Si, en ese orden, pues a raíz de los últimos acontecimientos, está claro que al menos para una parte de la administración de justicia boliviana primero se condena y luego se “construye” el delito, sea para justificar la sanción o para brindar una engañosa sensación de eficacia entregando “culpables” a una opinión pública ávida de justicia, entre otras cosas. Ya a estas alturas ha quedado claro que la gravedad del problema ha rebasado los límites de lo tolerable, pasando de una crisis de actores (jueces y personal de apoyo jurisdiccional) a una crisis general que afecta al sistema judicial en su integridad (incluyendo a las instancias para-judiciales), asediado por factores negativos tanto externos (presión política, de grupos de poder, redes de interés, etc.) como internos, todo confirmado de la manera más grotesca y dolorosa con el bullado caso de un bebé muerto que hasta hoy no encuentra justicia y un médico condenado por un horrendo crimen bajo un pesado manto de dudas y oscuridad.
Pasada la dura primera impresión, corresponde escudriñar serenamente en los recónditos vericuetos del aparato judicial a efectos de determinar las causas estructurales de lo ocurrido en este y, me imagino, que también en muchos otros casos, tanto en materia penal –la más sensible– como en las demás. Para ello, y a efectos de no dejar demasiados cabos sueltos, me permito ahora inaugurar una serie de columnas dedicadas al tema, proponiendo abordarlo individualizando los principales factores que hacen a esta compleja la problemática, siendo necesario comenzar, como no podía ser de otra manera, por los jueces, cuya existencia y accionar se constituye, sin duda, en un indicador importante de la salud moral y democrática de una determinada sociedad, funcionarios encargados de garantizar a nombre del Estado y la colectividad la estabilidad del sistema social mediante el control jurisdiccional a los posibles excesos del poder y a través de la gestión técnica de los conflictos interpersonales, canalizándolos por cauces pacíficos y justos, apegados a norma y en el marco de los principios y derechos constitucionalmente reconocidos.

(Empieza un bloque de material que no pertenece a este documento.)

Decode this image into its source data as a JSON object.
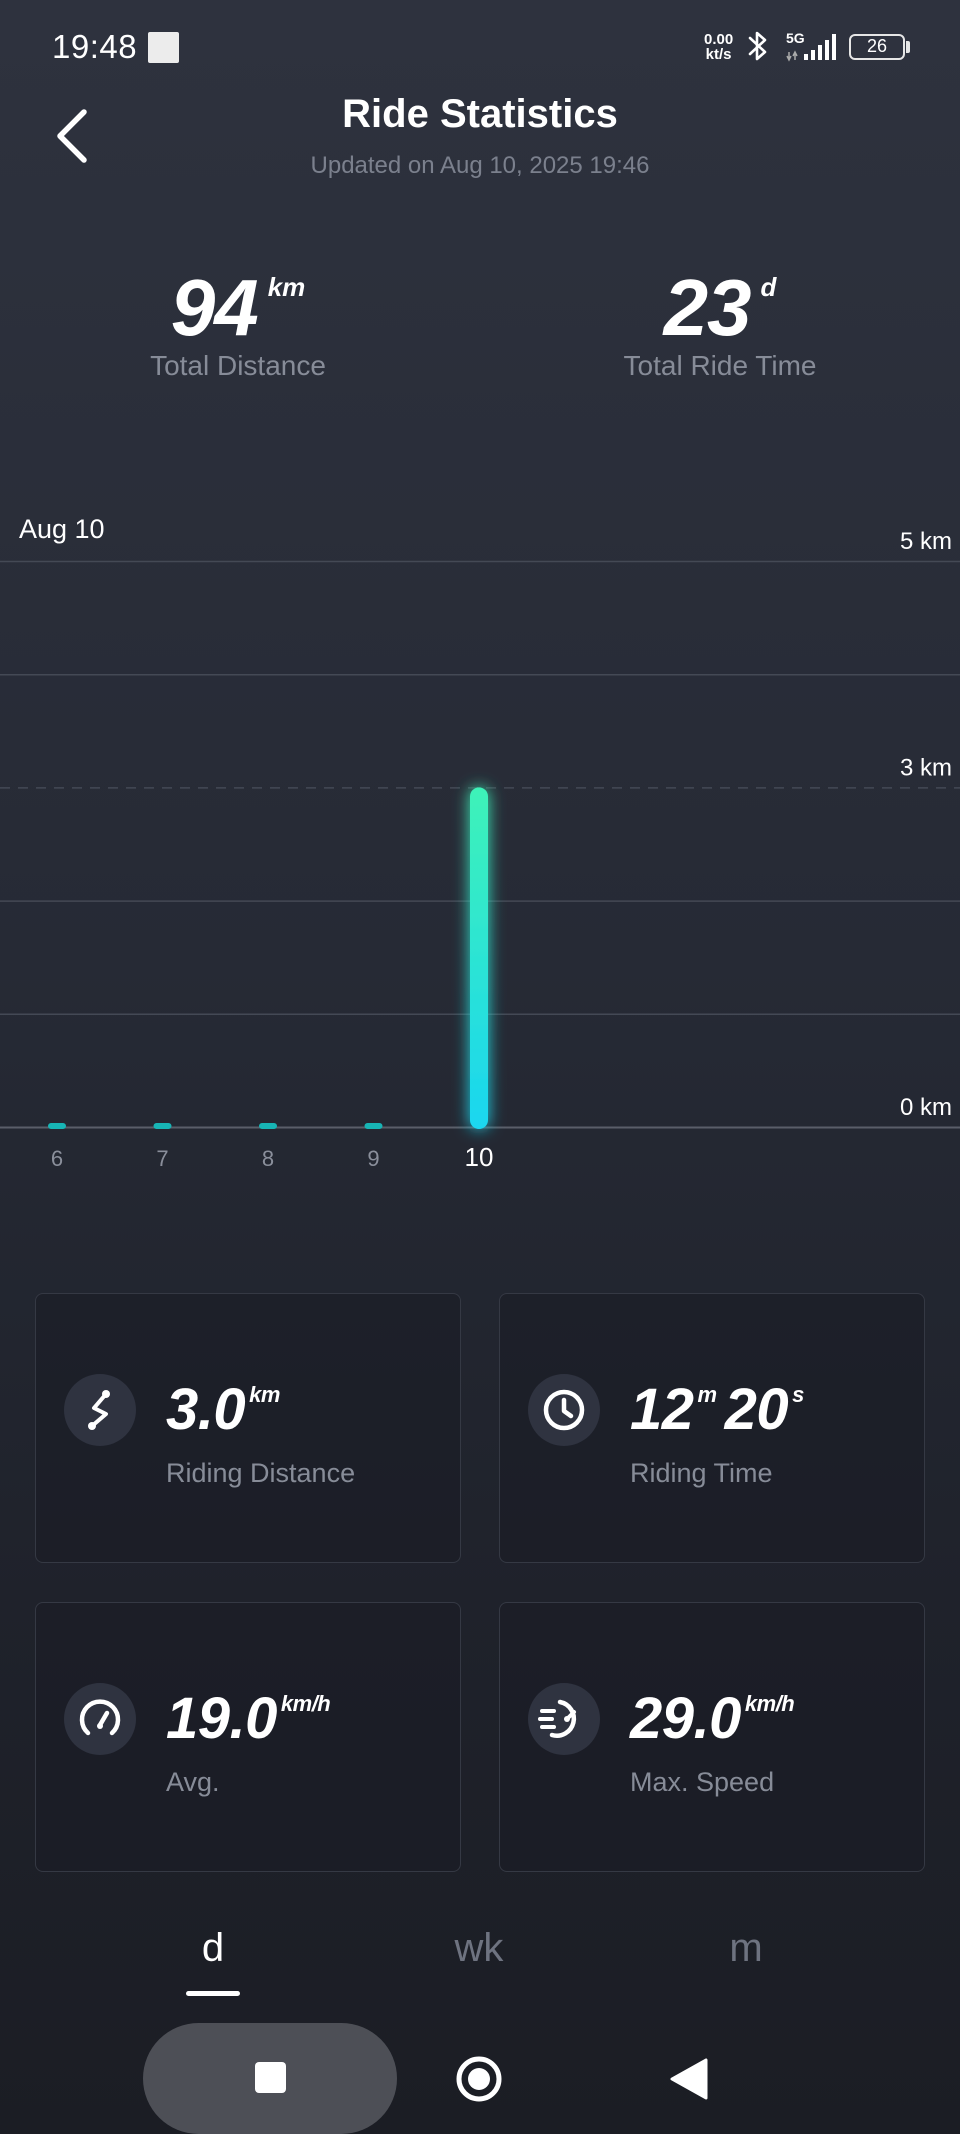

De ahí que se entienda que la delicada labor de decidir con poder coactivo sobre vidas, egos y haciendas no puede ser delegada a cualquier sujeto, el cargo exige que el destinatario de semejante responsabilidad sea evidentemente un profesional con un conocimiento profundo del Derecho, pero también de su entorno y de la naturaleza humana, en otras palabras, debe gozar de un cierto grado de cultura que, superando el folklorismo, sea suficiente para entender los problemas sometidos a su arbitrio, analizarlos en el marco de la lógica y el sentido común, para finalmente resolverlos sin dejar del todo de lado las emociones, con fallos justos y humanos, siendo además necesario que quien detente semejante prerrogativa sea consciente de la pesada carga que se autoimpone al aceptarlo, desarrollando un elevado nivel de autocontrol que lo aleje de la tentación de abusar de él, sea para beneficio propio o para obtener la gracia de los poderosos, algo imposible sin una buena dosis de vocación de servicio y la predisposición para llevar adelante con ética y solvencia técnica una función altamente impopular que al generar perdedores y ganadores, provoca llantos y risas. El que busque popularidad, lisonjas y dádivas que se dedique a otro oficio.

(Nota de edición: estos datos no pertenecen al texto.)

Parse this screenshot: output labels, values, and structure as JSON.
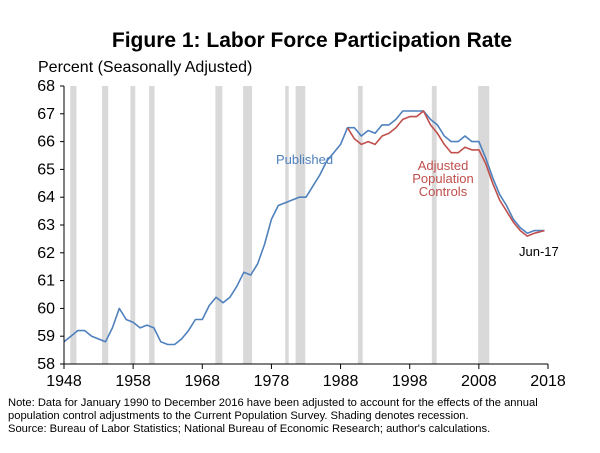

¿Qué vivo en el país de Alicia al buscar un Juez Hércules en un mundo de gentes de formación limitada y espíritu y moralidad liliputienses? Es posible, pero no necesariamente cierto, démonos el beneficio de la duda, quizás nos sorprendamos y encontremos oro entre las rocas, pero eso sí, a lo que me niego rotundamente es a caer en el extremo contrario, en el que a partir de un supuesto realismo y una mal enfocada democratización de la función pública en general y judicial en particular, se llega justificar sin sonrojos la designación de los peores en los cargos más sensibles y exigentes.

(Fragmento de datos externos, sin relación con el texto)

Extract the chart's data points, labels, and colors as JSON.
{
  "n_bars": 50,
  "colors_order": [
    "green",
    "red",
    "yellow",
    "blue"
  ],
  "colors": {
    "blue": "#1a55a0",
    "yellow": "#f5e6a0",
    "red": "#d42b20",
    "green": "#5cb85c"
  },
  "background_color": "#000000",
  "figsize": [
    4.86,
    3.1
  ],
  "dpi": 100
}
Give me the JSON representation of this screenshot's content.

En este contexto, ya es hora de que las entidades competentes, entre ellas el Consejo de la Magistratura, se cualifiquen primero a sí mismas, dotándose de los mejores profesionales y adecuando sus estructuras y procedimientos al desafío de instaurar de una vez por todas un eficiente sistema de carrera, optimizando en primer término los procesos de selección de jueces y personal jurisdiccional bajo los altos estándares axiológicos que informan a la función pública (art. 232 de la CPE), acompañándolos además de un eficiente sistema de evaluación periódica del desempeño, bajo parámetros objetivos, tarea sin duda ardua y altamente técnica, sometida a fuertes presiones externas y tremendas resistencias internas, pero hoy más que nunca necesaria para inaugurar, esta vez en serio, las tan ansiadas reformas que la sociedad clama para su cuerpo de jueces. Que la triste muerte de un bebé, que en las circunstancias actuales corres el riesgo de no ser esclarecida, y la condena en extremo dudosa de un joven médico sirvan para espabilarnos de esta suerte de insano letargo colectivo en el que parecemos estar sumidos.